In a dream Dad leaves me a note: "Dear Sean, you already know how to grieve, I taught you this, Love Dad." Sunlight blurs the horizon waking up. I will never have what I want, thus this loveliness, thus this suffering.
I went for long walks as a child - farther into the forest than children are meant to go alone - and learned what you learn when you meet, are eaten by, and yet survive somehow the witch. Is a sentence intelligent, is a flower? There's something in your eyes that makes it clear we're finished hiding.
What is "all the way" now anyway? Glasses off means no longer knowing what bird is in the maple tree, unless it's a cardinal because even blind I know cardinals. She trespasses, lays graffiti on the cathedral and come stains in the sanctum, all to make clear there are neither sanctums nor cathedrals, thus liberating my captivated, confused-about-salvation soul.
Snow falling in parts of the landscape I betrayed. It's like Vermont is a two-syllable prayer. Who needs saving again?
It's a relief to know that we are at last beyond the argument, beyond suspicion.
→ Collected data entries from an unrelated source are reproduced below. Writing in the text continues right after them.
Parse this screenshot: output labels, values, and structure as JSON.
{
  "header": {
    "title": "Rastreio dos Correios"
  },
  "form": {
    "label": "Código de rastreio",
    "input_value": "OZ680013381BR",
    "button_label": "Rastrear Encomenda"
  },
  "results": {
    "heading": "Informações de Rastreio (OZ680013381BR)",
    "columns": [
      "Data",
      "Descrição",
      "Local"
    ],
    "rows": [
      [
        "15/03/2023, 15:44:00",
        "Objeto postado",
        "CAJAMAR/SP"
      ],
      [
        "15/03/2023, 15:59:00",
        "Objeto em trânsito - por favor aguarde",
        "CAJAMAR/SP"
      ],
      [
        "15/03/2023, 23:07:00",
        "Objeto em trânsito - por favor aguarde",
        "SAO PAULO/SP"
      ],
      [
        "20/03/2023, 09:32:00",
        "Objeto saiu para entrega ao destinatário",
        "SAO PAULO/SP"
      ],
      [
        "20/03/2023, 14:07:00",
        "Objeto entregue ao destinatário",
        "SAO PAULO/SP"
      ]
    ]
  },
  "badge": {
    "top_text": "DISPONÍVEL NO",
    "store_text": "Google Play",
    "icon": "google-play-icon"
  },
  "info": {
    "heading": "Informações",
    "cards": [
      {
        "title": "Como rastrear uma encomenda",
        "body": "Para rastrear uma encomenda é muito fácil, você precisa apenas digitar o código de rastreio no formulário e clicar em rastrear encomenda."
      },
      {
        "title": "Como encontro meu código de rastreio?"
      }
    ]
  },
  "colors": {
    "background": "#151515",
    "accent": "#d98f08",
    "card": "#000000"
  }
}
Deer work together, a cooperative intensity we can't imagine. The war zones we worship, the peace plans we scuttle in hotels we can't afford.
Church reaches the bedroom - spills its rituals and stained glass on the sheets - and now what? There are depths of beauty I still cannot manage. Begging the dispensation of non-existent Gods, knowing it's all futile, and yet.
So I left Emily Dickinson staring at an empty table, so what? Whose hunger, whose meal, and who counts the sparrow choking on these bitter crumbs?